December 21, 2009, 6:11 amBy NANCY FOLBRE
Democracy is, everywhere, a work in progress.
Like many other countries, India has imposed electoral quotas to improve the political empowerment of women and racial-ethnic minorities – that is, it has a political system that requires women to be elected to certain leadership positions.
These rules represent a form of affirmative action, but they also resemble a feature of our own Constitution that reserves space in the Senate for two representatives from each state, violating the principle of one-person, one-vote in order to ensure equitable group representation.
Political scientists and economists have eagerly analyzed the Indian case, and I learned more about their findings regarding women’s participation at a conference I attended last week on “The Challenge of Gendering Economics” organized by Professor Bina Agarwal, director of the Institute of Economic Growth at the University of Delhi.
Over the past 15 years, India has extended a series of measures designed to ensure democratic decision-making on the local level through the election of village or town councils (panchayats) and council heads (sarpanchs).
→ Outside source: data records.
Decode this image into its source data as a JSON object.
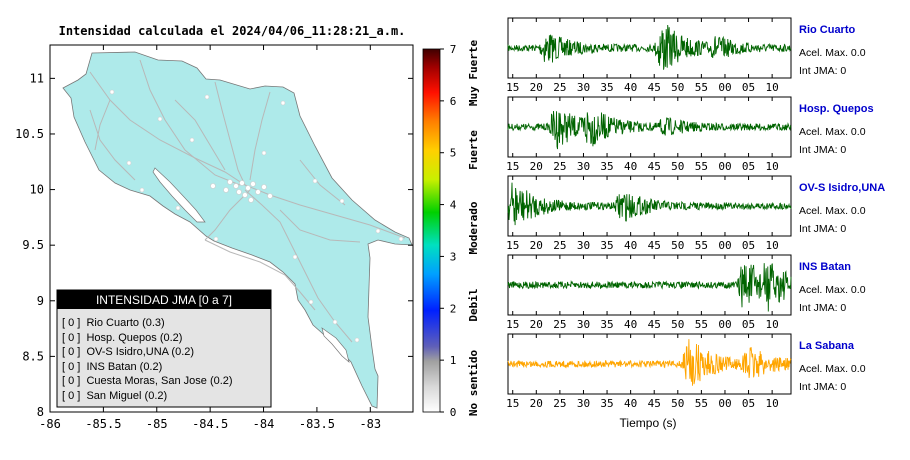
{
  "map": {
    "title": "Intensidad calculada el 2024/04/06_11:28:21_a.m.",
    "x_ticks": [
      "-86",
      "-85.5",
      "-85",
      "-84.5",
      "-84",
      "-83.5",
      "-83"
    ],
    "x_tick_values": [
      -86,
      -85.5,
      -85,
      -84.5,
      -84,
      -83.5,
      -83
    ],
    "y_ticks": [
      "8",
      "8.5",
      "9",
      "9.5",
      "10",
      "10.5",
      "11"
    ],
    "y_tick_values": [
      8,
      8.5,
      9,
      9.5,
      10,
      10.5,
      11
    ],
    "xlim": [
      -86,
      -82.6
    ],
    "ylim": [
      8,
      11.3
    ],
    "colors": {
      "land": "#aeeaea",
      "ocean": "#ffffff",
      "roads": "#b8b8b8",
      "coast": "#777777"
    }
  },
  "colorbar": {
    "ticks": [
      "0",
      "1",
      "2",
      "3",
      "4",
      "5",
      "6",
      "7"
    ],
    "range": [
      0,
      7
    ],
    "category_labels": [
      "No sentido",
      "Debil",
      "Moderado",
      "Fuerte",
      "Muy Fuerte"
    ]
  },
  "legend": {
    "title": "INTENSIDAD JMA [0 a 7]",
    "items": [
      "[ 0 ]  Rio Cuarto (0.3)",
      "[ 0 ]  Hosp. Quepos (0.2)",
      "[ 0 ]  OV-S Isidro,UNA (0.2)",
      "[ 0 ]  INS Batan (0.2)",
      "[ 0 ]  Cuesta Moras, San Jose (0.2)",
      "[ 0 ]  San Miguel (0.2)"
    ]
  },
  "chart_data": [
    {
      "type": "line",
      "title": "Intensidad calculada el 2024/04/06_11:28:21_a.m.",
      "note": "station map with JMA intensity colour scale",
      "xlim": [
        -86,
        -82.6
      ],
      "ylim": [
        8,
        11.3
      ]
    },
    {
      "type": "line",
      "xlabel": "Tiempo (s)",
      "x_tick_labels": [
        "15",
        "20",
        "25",
        "30",
        "35",
        "40",
        "45",
        "50",
        "55",
        "00",
        "05",
        "10"
      ],
      "traces": [
        {
          "station": "Rio Cuarto",
          "acel_label": "Acel. Max. 0.0",
          "int_label": "Int JMA: 0",
          "color": "#006400",
          "bursts": [
            [
              22,
              0.55
            ],
            [
              46.5,
              0.95
            ],
            [
              58,
              0.3
            ]
          ]
        },
        {
          "station": "Hosp. Quepos",
          "acel_label": "Acel. Max. 0.0",
          "int_label": "Int JMA: 0",
          "color": "#006400",
          "bursts": [
            [
              24,
              0.75
            ],
            [
              31,
              0.6
            ],
            [
              47,
              0.25
            ]
          ]
        },
        {
          "station": "OV-S Isidro,UNA",
          "acel_label": "Acel. Max. 0.0",
          "int_label": "Int JMA: 0",
          "color": "#006400",
          "bursts": [
            [
              15,
              0.85
            ],
            [
              38,
              0.55
            ]
          ]
        },
        {
          "station": "INS Batan",
          "acel_label": "Acel. Max. 0.0",
          "int_label": "Int JMA: 0",
          "color": "#006400",
          "bursts": [
            [
              64,
              0.95
            ],
            [
              69,
              0.6
            ]
          ]
        },
        {
          "station": "La Sabana",
          "acel_label": "Acel. Max. 0.0",
          "int_label": "Int JMA: 0",
          "color": "#ffa500",
          "bursts": [
            [
              52,
              0.95
            ],
            [
              65,
              0.55
            ]
          ]
        }
      ]
    }
  ]
}
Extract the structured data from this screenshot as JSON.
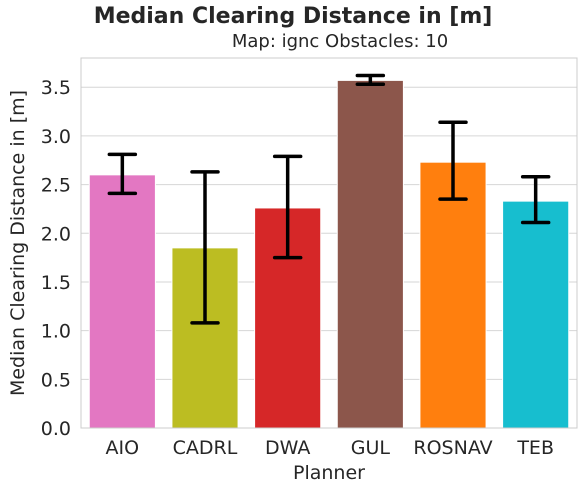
{
  "chart_data": {
    "type": "bar",
    "title": "Median Clearing Distance in [m]",
    "subtitle": "Map: ignc Obstacles: 10",
    "xlabel": "Planner",
    "ylabel": "Median Clearing Distance in [m]",
    "ylim": [
      0,
      3.8
    ],
    "yticks": [
      "0.0",
      "0.5",
      "1.0",
      "1.5",
      "2.0",
      "2.5",
      "3.0",
      "3.5"
    ],
    "grid": true,
    "categories": [
      "AIO",
      "CADRL",
      "DWA",
      "GUL",
      "ROSNAV",
      "TEB"
    ],
    "values": [
      2.6,
      1.85,
      2.26,
      3.57,
      2.73,
      2.33
    ],
    "error_low": [
      2.41,
      1.08,
      1.75,
      3.53,
      2.35,
      2.11
    ],
    "error_high": [
      2.81,
      2.63,
      2.79,
      3.62,
      3.14,
      2.58
    ],
    "colors": [
      "#e377c2",
      "#bcbd22",
      "#d62728",
      "#8c564b",
      "#ff7f0e",
      "#17becf"
    ]
  }
}
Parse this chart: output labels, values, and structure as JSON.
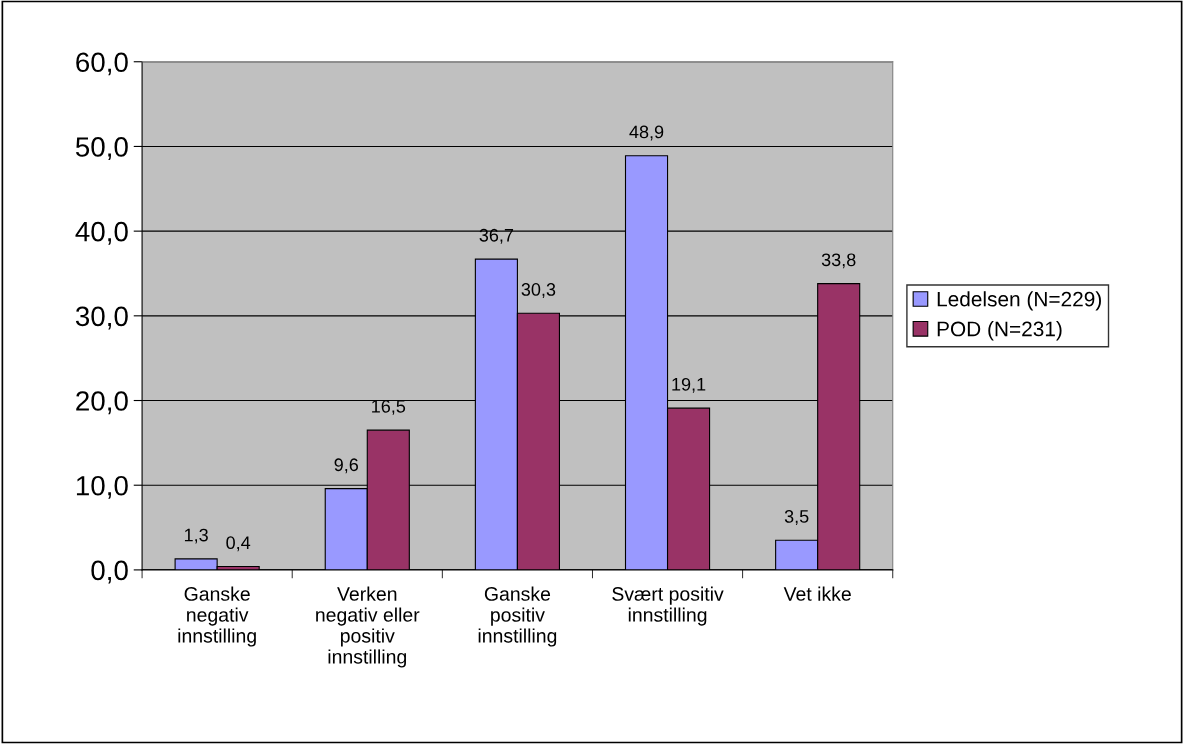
{
  "chart_data": {
    "type": "bar",
    "categories": [
      "Ganske negativ innstilling",
      "Verken negativ eller positiv innstilling",
      "Ganske positiv innstilling",
      "Svært positiv innstilling",
      "Vet ikke"
    ],
    "series": [
      {
        "name": "Ledelsen (N=229)",
        "color": "#9999ff",
        "values": [
          1.3,
          9.6,
          36.7,
          48.9,
          3.5
        ],
        "value_labels": [
          "1,3",
          "9,6",
          "36,7",
          "48,9",
          "3,5"
        ]
      },
      {
        "name": "POD (N=231)",
        "color": "#993366",
        "values": [
          0.4,
          16.5,
          30.3,
          19.1,
          33.8
        ],
        "value_labels": [
          "0,4",
          "16,5",
          "30,3",
          "19,1",
          "33,8"
        ]
      }
    ],
    "ylim": [
      0,
      60
    ],
    "yticks": [
      {
        "value": 0,
        "label": "0,0"
      },
      {
        "value": 10,
        "label": "10,0"
      },
      {
        "value": 20,
        "label": "20,0"
      },
      {
        "value": 30,
        "label": "30,0"
      },
      {
        "value": 40,
        "label": "40,0"
      },
      {
        "value": 50,
        "label": "50,0"
      },
      {
        "value": 60,
        "label": "60,0"
      }
    ],
    "grid": "y",
    "legend": "right"
  }
}
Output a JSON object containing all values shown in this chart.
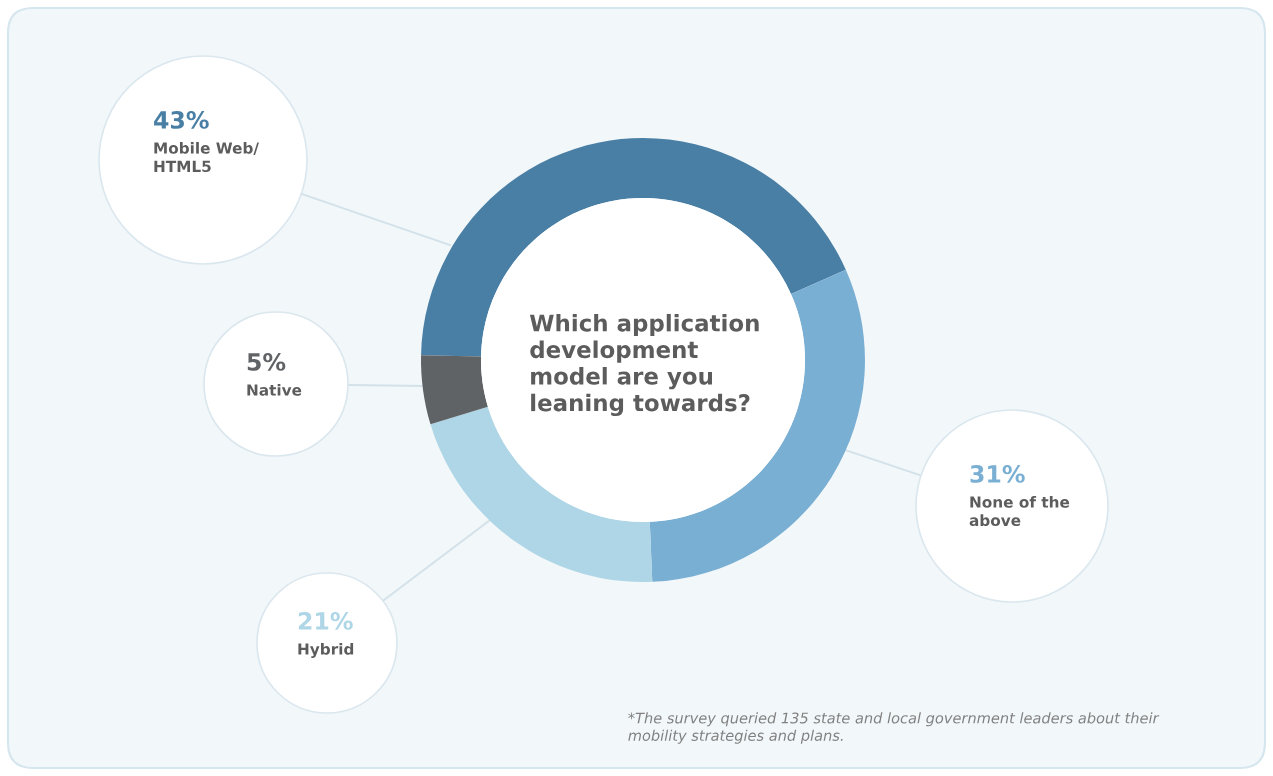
{
  "chart_data": {
    "type": "donut",
    "title": "Which application development model are you leaning towards?",
    "categories": [
      "Mobile Web/\nHTML5",
      "None of the\nabove",
      "Hybrid",
      "Native"
    ],
    "values": [
      43,
      31,
      21,
      5
    ],
    "value_labels": [
      "43%",
      "31%",
      "21%",
      "5%"
    ],
    "colors": [
      "#4a7fa5",
      "#7aafd4",
      "#aed6e6",
      "#606366"
    ],
    "legend": false,
    "annotations": [
      "*The survey queried 135 state and local government leaders about their mobility strategies and plans."
    ]
  }
}
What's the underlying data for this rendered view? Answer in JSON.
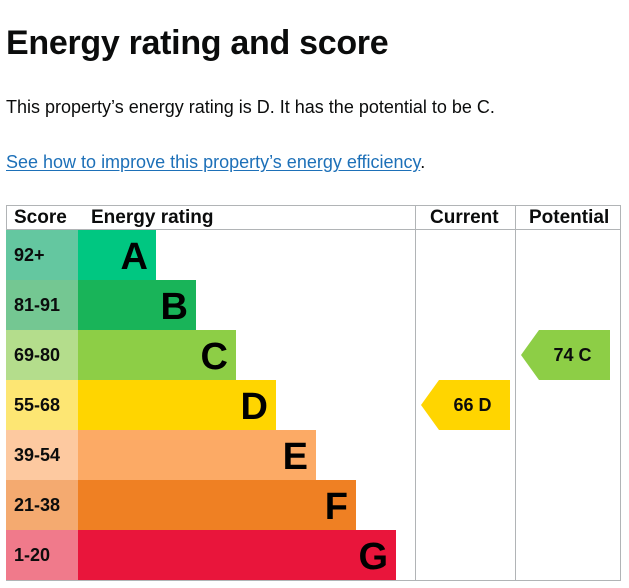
{
  "page": {
    "title": "Energy rating and score",
    "summary": "This property’s energy rating is D. It has the potential to be C.",
    "link_text": "See how to improve this property’s energy efficiency",
    "link_suffix": "."
  },
  "chart_data": {
    "type": "bar",
    "headers": {
      "score": "Score",
      "rating": "Energy rating",
      "current": "Current",
      "potential": "Potential"
    },
    "bands": [
      {
        "band": "A",
        "score_range": "92+",
        "color": "#00c781",
        "score_bg": "#64c7a0"
      },
      {
        "band": "B",
        "score_range": "81-91",
        "color": "#19b459",
        "score_bg": "#74c792"
      },
      {
        "band": "C",
        "score_range": "69-80",
        "color": "#8dce46",
        "score_bg": "#b4dd8c"
      },
      {
        "band": "D",
        "score_range": "55-68",
        "color": "#ffd500",
        "score_bg": "#fde673"
      },
      {
        "band": "E",
        "score_range": "39-54",
        "color": "#fcaa65",
        "score_bg": "#fdc9a0"
      },
      {
        "band": "F",
        "score_range": "21-38",
        "color": "#ef8023",
        "score_bg": "#f4aa70"
      },
      {
        "band": "G",
        "score_range": "1-20",
        "color": "#e9153b",
        "score_bg": "#f07a8b"
      }
    ],
    "current": {
      "score": 66,
      "band": "D",
      "label": "66 D",
      "color": "#ffd500"
    },
    "potential": {
      "score": 74,
      "band": "C",
      "label": "74 C",
      "color": "#8dce46"
    }
  }
}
While far less influential than state-level governments or the national parliament, these village councils exercise control over local decisions regarding utilities such as water and roads. They also administer the relatively new job creation program, the National Rural Employment Guarantee Act, that ensures that every Indian household can obtain 100 days of employment per year for one of its members at the minimum wage.
The specific rules governing “reservation” of positions for women have been adopted at different dates and implemented in slightly different ways across states. In general, about one-third of village council seats are reserved for women, and, every third election, all candidates for head of council must be women.
As a result, at any point in time, about one-third of council heads are women. This random variation provides a unique opportunity to compare results across local councils with and without gender reservations in a given year.
Gender inequality in many Indian states is enforced by a set of especially strong norms against women’s participation in public life. One might worry, therefore, that powerful men exploit the reservation rules to their own ends, giving women only token power.
One detailed qualitative and quantitative study of South India finds some evidence to this effect. For instance, in one public meeting, a man was exhorted to make the council leader — his wife — behave.
But most elected women don’t seem to be tokens. They tend to be better educated and more knowledgeable than the average woman in their districts. Measures of the efficacy of council efforts suggest that women leaders seldom perform worse than men, and sometimes perform better.
Do village councils with women leaders implement different policies than those with men?
One study suggests they do, responding more to the preferences of women constituents, who, it seems, prefer public investments in water supply (for which they are largely responsible in their households) to those in roads (which they are less likely than men to use).
But other studies challenge this result, questioning the extent to which leaders can influence council outcomes and offering evidence that women leaders respond to the expressed needs of all their constituents.
How does reservation affect women’s probability of success in a subsequent election when no restriction is in force?
Here, the evidence from a study of councils in urban Mumbai points to a positive effect. Women who have gained political office are more likely to run and to win in elections where there are no quotas.
Both men and women report a higher assessment of women’s performance as leaders once they have experienced it. A study of the state of West Bengal suggests that bias against women leaders remains, but is less likely to be based on the assumption they will prove incompetent.
Backlash against restriction is softened by the practice of imposing it only every third election.
In the long run, women might move up through village council leadership to run for state or national office, where no gender quotas are in effect.
In the Indian context, this local council gender reservation system makes sense. I’m not sure I would agree with one conference attendee who termed it “tremendously magnificent.”
But it provides heartening evidence of the ways institutional design can foster the slow progress of small things.